[Natural world]
1.What fish looks like a seaweed?
2.Which birds trot on lillies?
3.Can a bird change the shape of its beak?
4.What is the heaviest bird in the air?
5.Which chicks fly on the day they are born?
6.Which polar animal has the longest hair?

7.What colour is a polar bear's skin?
8.Which is the smallest migrant bird?
9.What mini beast can suffocate a caribou?
10.How long is the longest stick insect?
[Science]
1.The hottest part of lightning can reach a temperature six times
hotter than the surface of the Sun. True/false?
2.Who introduced the Morse Code?
3.Electrical resistance is what makes the filament (long, thin piece
of wire) in a bulb glow and the element in an electric heater become
hot. How this resistance is measured in ohms. After whom is it named?
4.As long ago as 1810, many large cities had street lighting, using
an electric current which jumped between two rods. Who introduced this
system which was known as ‘arc lighting'?
5.Who invented the chronometer in 1735 to calculate longitude and
latitude more accurately than early time measurement tools?
6.Name the Dutch scientist who constructed the first mechanical clock
with a pendulum mechanism in 1657?
7.Who invented a pendulum clock which was so accurate that it was
used in the Royal Observatory of Greenwich?
8.What was the first crude tools of measurement?
9.What is the modern unit of measurement for a large area of land?
10.When was the Cadil, the metric standard of capacity which became
known as the litre established?
Answers:
[Natural world]
1.The pipe fish. They are long, slim dark green fish that look just
like strands of seaweed in shallow, weedy waters. They swim upright
among the seaweed fronds.
2.Jacanas. They are sometimes called ‘lilly-trotters'. They live in
ponds and lakes walking on lilly pads to catch the insects that live on
them. Their long feet spread their weight so that the leaves don't bend
and sink.

3.Yes. An oyster catcher's beak changes in a few weeks from short and
blunt while its eating cockles and mussels to long and narrow when its
diet changes to worms and other soft prey.
4.The Kori bustard from East and South Africa. It weighs about 14 kg
(31 lbs) Because it finds flying such hard work, it does so only in
emergencies and only for short distances.
5.The chicks of the mallee fowl in Australia, soon after they merge
from the heap of warm sand where they hatched, the chicks fly up to a
branch to roost in safety. They have to look after themselves from the
first day, unlike most other chicks who are fed and protected by their
parents.
6.The Musk Oxen. They are large beasts related to sheep and goats.
Their thick coats contain two different kinds of hair. The shaggy outer
layer includes hair up to 1 m (3 feet) long. The dense, short woolly fur
beneath gives extra warmth.
7.The polar bear's skin is black. The hollow hairs on its thick fur
reflect the light and make its skin look white.
8.The rufous humming bird which is less than 9 cm (4 in) long. It
flies every year from Alaska to its winter quarters in Mexico; a round
trip of 6,400 km (3,800 miles).
9.The warble fly lays its eggs in the cariben's skin.

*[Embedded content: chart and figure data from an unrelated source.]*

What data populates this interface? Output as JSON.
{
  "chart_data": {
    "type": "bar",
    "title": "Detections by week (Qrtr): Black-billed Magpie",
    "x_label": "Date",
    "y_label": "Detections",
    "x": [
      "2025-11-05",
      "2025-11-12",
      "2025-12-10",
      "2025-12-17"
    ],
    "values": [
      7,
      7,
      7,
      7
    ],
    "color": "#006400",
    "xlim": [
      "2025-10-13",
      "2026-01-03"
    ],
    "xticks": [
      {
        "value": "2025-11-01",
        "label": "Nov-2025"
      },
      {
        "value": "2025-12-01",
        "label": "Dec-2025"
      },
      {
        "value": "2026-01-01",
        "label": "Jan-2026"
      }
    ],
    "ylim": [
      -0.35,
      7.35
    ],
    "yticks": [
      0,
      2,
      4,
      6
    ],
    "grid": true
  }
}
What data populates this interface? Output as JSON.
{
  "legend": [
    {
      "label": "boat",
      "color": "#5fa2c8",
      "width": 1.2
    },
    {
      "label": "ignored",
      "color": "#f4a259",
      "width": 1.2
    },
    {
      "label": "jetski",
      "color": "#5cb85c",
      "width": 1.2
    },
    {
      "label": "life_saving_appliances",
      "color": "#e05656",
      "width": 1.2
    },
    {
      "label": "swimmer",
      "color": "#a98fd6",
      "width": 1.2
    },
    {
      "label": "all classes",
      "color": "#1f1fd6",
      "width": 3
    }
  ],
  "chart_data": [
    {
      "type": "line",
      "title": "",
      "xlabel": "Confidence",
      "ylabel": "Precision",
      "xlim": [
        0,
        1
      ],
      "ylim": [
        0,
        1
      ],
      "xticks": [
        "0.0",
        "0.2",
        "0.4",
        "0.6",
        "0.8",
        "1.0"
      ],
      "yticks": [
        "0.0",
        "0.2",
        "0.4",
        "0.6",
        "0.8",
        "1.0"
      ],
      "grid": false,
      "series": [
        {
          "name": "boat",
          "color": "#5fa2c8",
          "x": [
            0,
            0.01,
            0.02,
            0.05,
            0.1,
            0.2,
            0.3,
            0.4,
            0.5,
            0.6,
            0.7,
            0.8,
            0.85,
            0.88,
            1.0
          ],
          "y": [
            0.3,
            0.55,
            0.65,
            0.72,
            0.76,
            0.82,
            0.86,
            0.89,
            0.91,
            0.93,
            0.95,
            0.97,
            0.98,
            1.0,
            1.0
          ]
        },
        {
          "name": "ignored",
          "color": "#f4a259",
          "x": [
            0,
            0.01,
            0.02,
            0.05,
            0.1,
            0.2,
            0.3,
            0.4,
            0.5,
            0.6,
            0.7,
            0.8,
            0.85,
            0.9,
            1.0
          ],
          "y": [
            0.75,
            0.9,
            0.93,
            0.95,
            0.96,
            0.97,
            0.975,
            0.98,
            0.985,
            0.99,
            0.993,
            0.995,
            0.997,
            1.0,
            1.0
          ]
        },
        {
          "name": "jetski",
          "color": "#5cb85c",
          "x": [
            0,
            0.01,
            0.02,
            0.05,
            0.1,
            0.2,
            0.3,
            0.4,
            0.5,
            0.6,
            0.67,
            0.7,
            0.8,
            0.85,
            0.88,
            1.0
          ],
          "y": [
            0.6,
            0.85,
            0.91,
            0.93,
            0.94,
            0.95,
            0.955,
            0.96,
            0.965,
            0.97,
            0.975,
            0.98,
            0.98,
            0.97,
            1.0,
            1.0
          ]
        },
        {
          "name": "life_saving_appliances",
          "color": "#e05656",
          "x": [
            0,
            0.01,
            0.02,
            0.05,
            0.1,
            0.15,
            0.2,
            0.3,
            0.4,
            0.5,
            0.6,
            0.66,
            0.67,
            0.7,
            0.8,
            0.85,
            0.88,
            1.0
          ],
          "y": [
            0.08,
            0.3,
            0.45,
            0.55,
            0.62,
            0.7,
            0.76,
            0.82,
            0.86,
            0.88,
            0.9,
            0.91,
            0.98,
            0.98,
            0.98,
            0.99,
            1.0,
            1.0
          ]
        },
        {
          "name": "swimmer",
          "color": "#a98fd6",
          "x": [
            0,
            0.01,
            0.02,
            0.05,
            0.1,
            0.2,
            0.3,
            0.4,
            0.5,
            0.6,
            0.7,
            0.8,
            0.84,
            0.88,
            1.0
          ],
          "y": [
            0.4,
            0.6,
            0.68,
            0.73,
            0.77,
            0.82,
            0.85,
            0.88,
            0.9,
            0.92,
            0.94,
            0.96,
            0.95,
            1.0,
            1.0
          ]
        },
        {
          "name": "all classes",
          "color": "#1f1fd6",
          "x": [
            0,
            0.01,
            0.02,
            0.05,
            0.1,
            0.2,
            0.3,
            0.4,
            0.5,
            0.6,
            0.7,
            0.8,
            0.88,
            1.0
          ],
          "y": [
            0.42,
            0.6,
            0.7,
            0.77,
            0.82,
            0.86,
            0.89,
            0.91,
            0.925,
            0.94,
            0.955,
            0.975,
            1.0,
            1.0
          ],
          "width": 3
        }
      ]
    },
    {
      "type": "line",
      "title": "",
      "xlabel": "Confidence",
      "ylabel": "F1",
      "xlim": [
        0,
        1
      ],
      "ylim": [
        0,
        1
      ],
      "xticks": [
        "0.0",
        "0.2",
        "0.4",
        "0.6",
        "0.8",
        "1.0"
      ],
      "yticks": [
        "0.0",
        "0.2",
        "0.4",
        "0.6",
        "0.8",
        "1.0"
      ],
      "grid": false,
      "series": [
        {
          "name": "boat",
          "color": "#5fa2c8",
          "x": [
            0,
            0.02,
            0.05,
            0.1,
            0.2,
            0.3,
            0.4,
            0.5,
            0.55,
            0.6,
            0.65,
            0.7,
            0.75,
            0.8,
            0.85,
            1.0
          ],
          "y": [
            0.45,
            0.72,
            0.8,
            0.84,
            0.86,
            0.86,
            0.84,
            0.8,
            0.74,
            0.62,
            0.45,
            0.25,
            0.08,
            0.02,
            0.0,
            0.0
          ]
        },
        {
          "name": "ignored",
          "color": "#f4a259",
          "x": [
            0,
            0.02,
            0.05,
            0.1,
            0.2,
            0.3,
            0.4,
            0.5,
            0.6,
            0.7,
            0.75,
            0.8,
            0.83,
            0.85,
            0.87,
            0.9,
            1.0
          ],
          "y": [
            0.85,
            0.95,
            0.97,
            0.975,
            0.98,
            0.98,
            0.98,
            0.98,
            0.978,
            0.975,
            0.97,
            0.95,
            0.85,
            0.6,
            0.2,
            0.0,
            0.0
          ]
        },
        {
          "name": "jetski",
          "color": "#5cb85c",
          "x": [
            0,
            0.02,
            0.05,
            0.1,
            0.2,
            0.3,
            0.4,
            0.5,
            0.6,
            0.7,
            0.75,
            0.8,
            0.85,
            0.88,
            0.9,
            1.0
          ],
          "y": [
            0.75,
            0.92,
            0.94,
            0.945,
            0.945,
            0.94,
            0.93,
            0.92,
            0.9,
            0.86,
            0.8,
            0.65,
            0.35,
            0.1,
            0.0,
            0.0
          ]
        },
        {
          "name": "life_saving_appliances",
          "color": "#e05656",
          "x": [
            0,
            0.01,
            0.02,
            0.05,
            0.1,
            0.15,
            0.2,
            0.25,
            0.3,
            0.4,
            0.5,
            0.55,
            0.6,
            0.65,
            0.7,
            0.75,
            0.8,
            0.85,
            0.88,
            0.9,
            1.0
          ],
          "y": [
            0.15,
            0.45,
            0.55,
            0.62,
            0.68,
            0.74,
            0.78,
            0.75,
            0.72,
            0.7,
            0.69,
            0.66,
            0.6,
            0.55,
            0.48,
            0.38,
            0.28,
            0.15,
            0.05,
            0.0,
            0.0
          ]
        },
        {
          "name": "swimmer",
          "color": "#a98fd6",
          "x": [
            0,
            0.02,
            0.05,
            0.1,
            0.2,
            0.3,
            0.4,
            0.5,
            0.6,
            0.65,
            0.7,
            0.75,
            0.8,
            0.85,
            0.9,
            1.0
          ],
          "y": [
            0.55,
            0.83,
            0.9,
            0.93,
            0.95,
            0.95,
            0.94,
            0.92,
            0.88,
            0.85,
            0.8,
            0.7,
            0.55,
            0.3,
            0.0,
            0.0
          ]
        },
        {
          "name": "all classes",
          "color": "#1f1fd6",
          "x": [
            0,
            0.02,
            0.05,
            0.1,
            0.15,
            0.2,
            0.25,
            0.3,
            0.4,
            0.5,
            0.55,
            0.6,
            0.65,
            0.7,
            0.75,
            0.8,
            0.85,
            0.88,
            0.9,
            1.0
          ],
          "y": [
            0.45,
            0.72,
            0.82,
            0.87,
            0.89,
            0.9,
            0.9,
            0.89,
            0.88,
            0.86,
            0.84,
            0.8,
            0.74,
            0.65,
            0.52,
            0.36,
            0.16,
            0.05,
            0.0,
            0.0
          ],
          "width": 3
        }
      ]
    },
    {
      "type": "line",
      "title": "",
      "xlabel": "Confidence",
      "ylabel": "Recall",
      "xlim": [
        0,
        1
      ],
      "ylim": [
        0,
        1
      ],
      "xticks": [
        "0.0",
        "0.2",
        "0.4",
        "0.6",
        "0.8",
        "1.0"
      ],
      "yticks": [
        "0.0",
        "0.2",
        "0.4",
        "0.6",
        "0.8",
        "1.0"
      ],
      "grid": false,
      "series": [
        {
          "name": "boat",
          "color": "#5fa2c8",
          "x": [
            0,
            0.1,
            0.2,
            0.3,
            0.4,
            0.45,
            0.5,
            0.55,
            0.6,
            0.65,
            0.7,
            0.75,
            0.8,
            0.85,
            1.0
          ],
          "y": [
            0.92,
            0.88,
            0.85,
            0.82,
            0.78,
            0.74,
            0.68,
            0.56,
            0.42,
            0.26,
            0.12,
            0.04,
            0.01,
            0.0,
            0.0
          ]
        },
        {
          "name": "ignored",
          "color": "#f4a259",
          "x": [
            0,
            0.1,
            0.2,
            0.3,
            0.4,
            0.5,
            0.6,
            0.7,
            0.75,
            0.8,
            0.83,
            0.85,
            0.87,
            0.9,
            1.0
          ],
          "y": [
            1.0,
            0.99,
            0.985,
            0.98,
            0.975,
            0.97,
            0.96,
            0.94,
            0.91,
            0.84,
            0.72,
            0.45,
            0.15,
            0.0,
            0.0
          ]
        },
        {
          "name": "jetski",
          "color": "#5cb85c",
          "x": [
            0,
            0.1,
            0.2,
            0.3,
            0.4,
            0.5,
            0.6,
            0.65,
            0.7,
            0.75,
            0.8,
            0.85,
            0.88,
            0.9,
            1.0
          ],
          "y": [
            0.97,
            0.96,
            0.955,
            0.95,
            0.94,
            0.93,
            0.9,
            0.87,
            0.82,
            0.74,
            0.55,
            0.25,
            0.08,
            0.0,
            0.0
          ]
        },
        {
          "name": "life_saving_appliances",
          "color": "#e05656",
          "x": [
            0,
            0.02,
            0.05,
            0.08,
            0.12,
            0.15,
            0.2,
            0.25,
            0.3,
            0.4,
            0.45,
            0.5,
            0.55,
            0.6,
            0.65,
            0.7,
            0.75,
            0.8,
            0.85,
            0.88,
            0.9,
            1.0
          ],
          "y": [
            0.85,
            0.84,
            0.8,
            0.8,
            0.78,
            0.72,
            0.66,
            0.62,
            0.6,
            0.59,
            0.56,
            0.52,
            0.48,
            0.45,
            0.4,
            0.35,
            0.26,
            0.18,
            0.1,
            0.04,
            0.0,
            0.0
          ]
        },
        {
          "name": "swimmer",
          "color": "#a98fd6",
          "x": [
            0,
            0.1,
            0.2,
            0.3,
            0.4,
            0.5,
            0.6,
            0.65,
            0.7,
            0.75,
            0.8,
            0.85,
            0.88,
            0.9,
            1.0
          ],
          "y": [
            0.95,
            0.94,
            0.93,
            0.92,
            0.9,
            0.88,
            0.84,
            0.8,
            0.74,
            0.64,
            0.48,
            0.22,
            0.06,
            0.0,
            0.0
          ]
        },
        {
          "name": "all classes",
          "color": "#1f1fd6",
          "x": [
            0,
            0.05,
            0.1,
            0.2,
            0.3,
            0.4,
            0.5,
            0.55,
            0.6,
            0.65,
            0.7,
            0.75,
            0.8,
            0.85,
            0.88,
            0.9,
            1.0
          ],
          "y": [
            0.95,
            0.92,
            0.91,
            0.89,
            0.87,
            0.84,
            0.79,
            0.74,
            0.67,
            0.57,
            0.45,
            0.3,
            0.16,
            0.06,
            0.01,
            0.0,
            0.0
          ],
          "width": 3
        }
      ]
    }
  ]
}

When maggots
hatch out, they burrow into the skin and feed on the caribon's flesh.
Sometimes so many maggots hatch out in a caribon's throat that it dies
from suffocation.
10.The longest stick insect is the sawfooted stick insect of
South-East Asia. It grows up to 33 cm (13 in) long – as long as a pet
rabbit.
[Science]
1.True
2.Samuel Morse – a dot and dash code of short and long electrical
signals.
3.German scientist George Simon Ohm.
4.Sir Humphrey Davy.
5.John Harrison
6.Christian Huygens (1629-1695)
7.W.H. Short in 1921.
8.Parts of the body. Shorter units of length were measured against the
thumb – the Roman ‘Uncia’ became the inch – the handspan or the foot.
Longer lengths were measured against the forearm or a stride.
9.A hectare which equals 100 acres or 10,000 sq metres.